UN Secretary-General Antonio Guterres has warned the Security Council the conflict in Ethiopia has spread beyond the Tigray region and “a humanitarian catastrophe is unfolding before our eyes”.
“Inflammatory rhetoric and ethnic profiling are tearing apart the social fabric of the country,” he told the 15-member council on Thursday. “All parties must immediately end hostilities without preconditions and seize that opportunity to negotiate a lasting ceasefire.”
Guterres said more than two million people have been displaced from their homes, and millions more are in immediate need of life-saving humanitarian assistance – including food, water, shelter and healthcare.
“The human price of this war is mounting by the day … At least 400,000 people are living in famine-like conditions,” the UN chief said.
Meanwhile, Debretsion Gebremichael, leader of Tigray forces that the government attacked in November, expressed his group’s commitment to a “negotiated end” to the nine-month war.
In a letter to Guterres, Debretsion said the Tigray side requires an impartial mediator, among other conditions.
“The aim is to exterminate Tigrayans by starving them to death,” his letter alleged.
He warned the African Union, whose headquarters is in Ethiopia, “cannot provide any solution to the war” that the continental body “endorsed” early in the fighting. That complicates the AU initiative announced on Thursday to appoint former Nigerian President Olusegun Obasanjo as its special representative to the Horn of Africa.
The prospect for talks between Ethiopia’s government and the Tigrayan leadership, which dominated the national government for 27 years before Prime Minister Abiy Ahmed took office, remains deeply challenging.
Ethiopia’s government earlier this year declared the Tigray People’s Liberation Front a “terrorist group”. The United States told Thursday’s meeting the government has “not responded positively” to calls for talks.
The conflict has spread in recent weeks into Ethiopia’s Amhara and Afar regions, displacing hundreds of thousands of people, while Abiy’s government has called all able citizens to war, urging them to stop the Tigray forces “once and for all”.
The heated rhetoric on both sides has led to growing international calls for an immediate ceasefire.
The further the resurgent Tigray forces advance outside the Tigray region, “the greater the harm” to the ethnic Tigrayans for whom they act, Kenyan Ambassador Martin Kimani told the Security Council meeting, while urging Ethiopia to be prepared to lift the “terror” designation.
He also encouraged the African Union to step up.
What began as a political falling-out now threatens to destabilise Africa’s second most populous country, while abuses have been committed by all sides in the mix of armed groups that include those from neighbouring Eritrea.

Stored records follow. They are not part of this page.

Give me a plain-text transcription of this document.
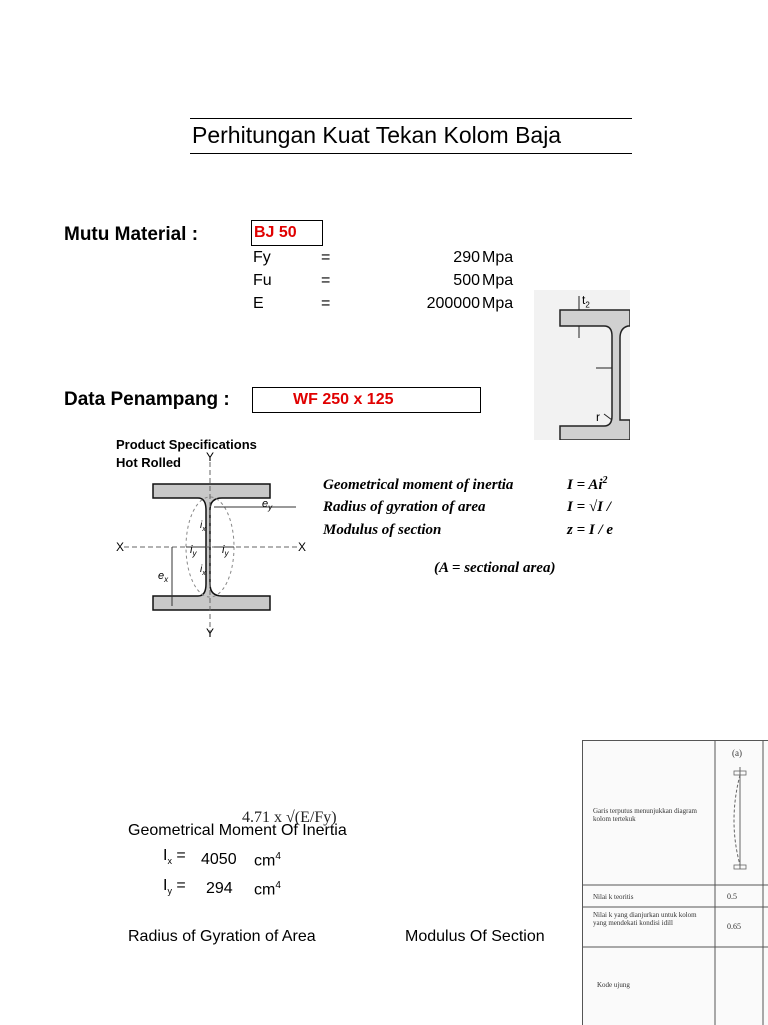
Perhitungan Kuat Tekan Kolom Baja
Mutu Material :	BJ 50
Fy	=	290 Mpa
Fu	=	500 Mpa
E	=	200000 Mpa	$t_2$
r
Data Penampang :	WF 250 x 125
Product Specifications
Hot Rolled Y
Y
X	X
$e_y$
$e_x$
$i_y$ $i_y$
$i_x$
$i_x$
Geometrical moment of inertia	$I = Ai^2$
Radius of gyration of area	I = √I /
Modulus of section	z = I / e
(A = sectional area)
4.71 x √(E/Fy)
Geometrical Moment Of Inertia
$I_x = 4050$ $cm^4$
$I_y = 294$ $cm^4$
Radius of Gyration of Area	Modulus Of Section
(a)
Garis terputus menunjukkan diagram kolom tertekuk
Nilai k teoritis	0.5
Nilai k yang dianjurkan untuk kolom yang mendekati kondisi idill	0.65
Kode ujung
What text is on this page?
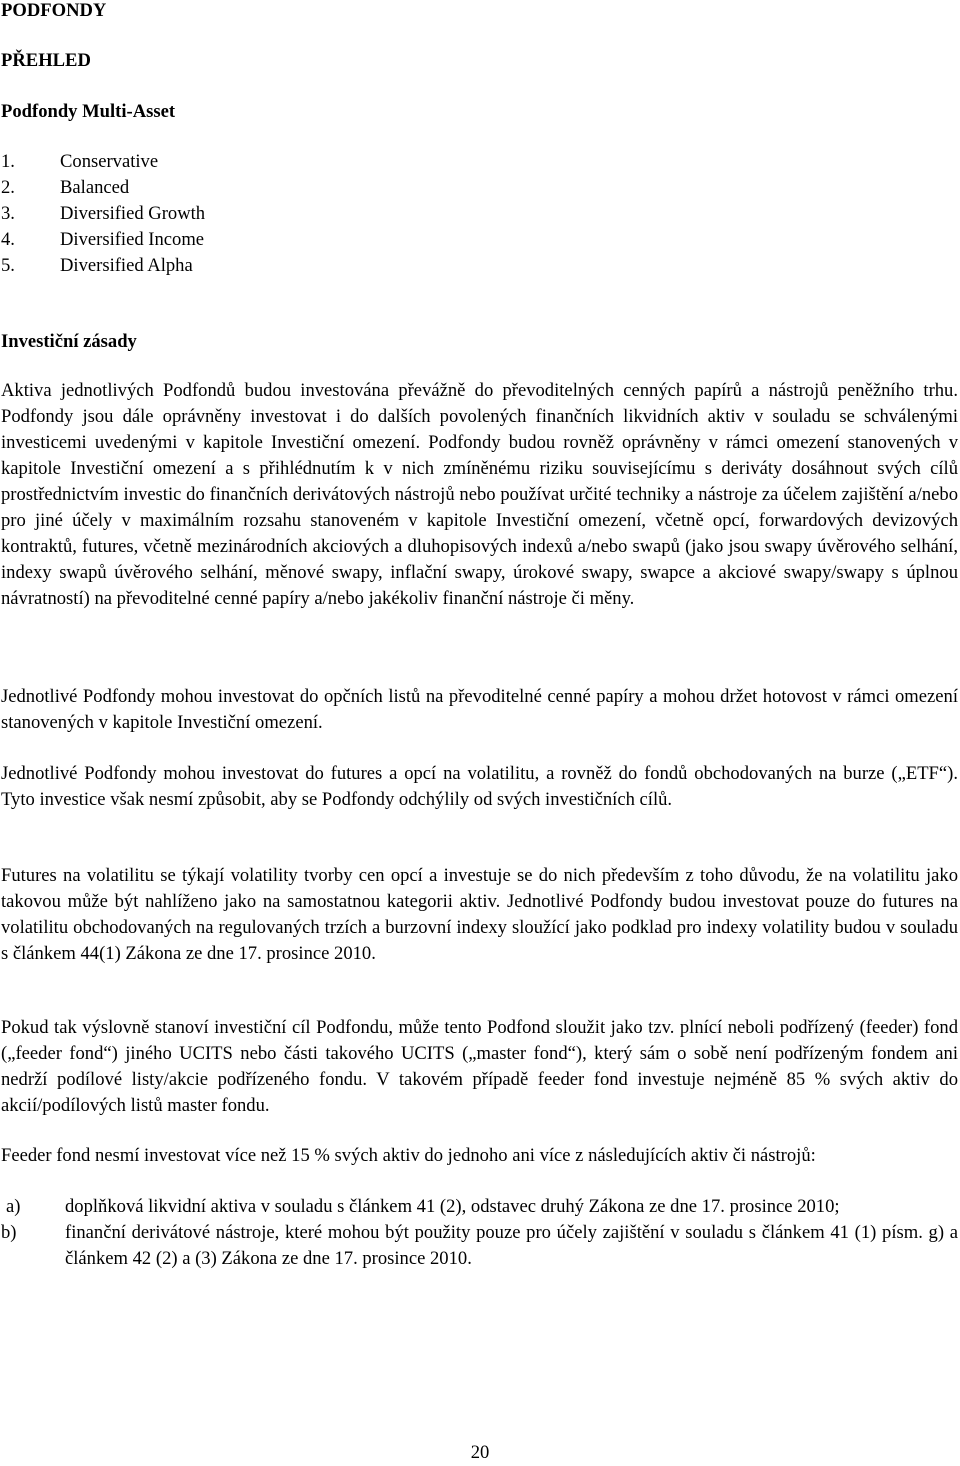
PODFONDY

PŘEHLED

Podfondy Multi-Asset

1. Conservative
2. Balanced
3. Diversified Growth
4. Diversified Income
5. Diversified Alpha

Investiční zásady

Aktiva jednotlivých Podfondů budou investována převážně do převoditelných cenných papírů a nástrojů peněžního trhu. Podfondy jsou dále oprávněny investovat i do dalších povolených finančních likvidních aktiv v souladu se schválenými investicemi uvedenými v kapitole Investiční omezení. Podfondy budou rovněž oprávněny v rámci omezení stanovených v kapitole Investiční omezení a s přihlédnutím k v nich zmíněnému riziku souvisejícímu s deriváty dosáhnout svých cílů prostřednictvím investic do finančních derivátových nástrojů nebo používat určité techniky a nástroje za účelem zajištění a/nebo pro jiné účely v maximálním rozsahu stanoveném v kapitole Investiční omezení, včetně opcí, forwardových devizových kontraktů, futures, včetně mezinárodních akciových a dluhopisových indexů a/nebo swapů (jako jsou swapy úvěrového selhání, indexy swapů úvěrového selhání, měnové swapy, inflační swapy, úrokové swapy, swapce a akciové swapy/swapy s úplnou návratností) na převoditelné cenné papíry a/nebo jakékoliv finanční nástroje či měny.

Jednotlivé Podfondy mohou investovat do opčních listů na převoditelné cenné papíry a mohou držet hotovost v rámci omezení stanovených v kapitole Investiční omezení.

Jednotlivé Podfondy mohou investovat do futures a opcí na volatilitu, a rovněž do fondů obchodovaných na burze („ETF“). Tyto investice však nesmí způsobit, aby se Podfondy odchýlily od svých investičních cílů.

Futures na volatilitu se týkají volatility tvorby cen opcí a investuje se do nich především z toho důvodu, že na volatilitu jako takovou může být nahlíženo jako na samostatnou kategorii aktiv. Jednotlivé Podfondy budou investovat pouze do futures na volatilitu obchodovaných na regulovaných trzích a burzovní indexy sloužící jako podklad pro indexy volatility budou v souladu s článkem 44(1) Zákona ze dne 17. prosince 2010.

Pokud tak výslovně stanoví investiční cíl Podfondu, může tento Podfond sloužit jako tzv. plnící neboli podřízený (feeder) fond („feeder fond“) jiného UCITS nebo části takového UCITS („master fond“), který sám o sobě není podřízeným fondem ani nedrží podílové listy/akcie podřízeného fondu. V takovém případě feeder fond investuje nejméně 85 % svých aktiv do akcií/podílových listů master fondu.

Feeder fond nesmí investovat více než 15 % svých aktiv do jednoho ani více z následujících aktiv či nástrojů:

a) doplňková likvidní aktiva v souladu s článkem 41 (2), odstavec druhý Zákona ze dne 17. prosince 2010;
b)	finanční derivátové nástroje, které mohou být použity pouze pro účely zajištění v souladu s článkem 41 (1) písm. g) a článkem 42 (2) a (3) Zákona ze dne 17. prosince 2010.
20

The world’s worst hunger crisis in a decade continues to worsen.
Guterres criticised the “de facto humanitarian blockade” of the Tigray region of six million people, with food warehouses there now empty, and the United States warned “if these impediments continue, large numbers of people will starve to death”.
“With sadness and disbelief, we are once again discussing the possibility of a man-made famine in Tigray,” Norway’s Deputy Ambassador Trine Heimerback said, referring to Ethiopia’s catastrophic starvation crisis in the 1980s.
Ethiopian Ambassador Taye Atske Selassie told the meeting his country is improving the process for the delivery of aid. Ethiopia’s government has accused Tigrayan forces of looting and impeding the delivery of aid.
“The TPLF is standing between Ethiopia and peace,” he said, accusing it of being “bent on destabilising” the country of 110 million people. “We are open to working with all well-intentioned partners,” he added.
The war that began in November has affected all Ethiopians and “has already drained over a billion dollars from the country’s coffers,” Guterres said.
But the Security Council appears largely powerless to take significant action on the crisis, as permanent member China expressed its opposition to external interference in Ethiopia’s affairs.
Both China and Russia warned that sanctions by individual countries, as the US imposed this week against the chief of staff of Eritrea’s defence forces, would only worsen the conflict.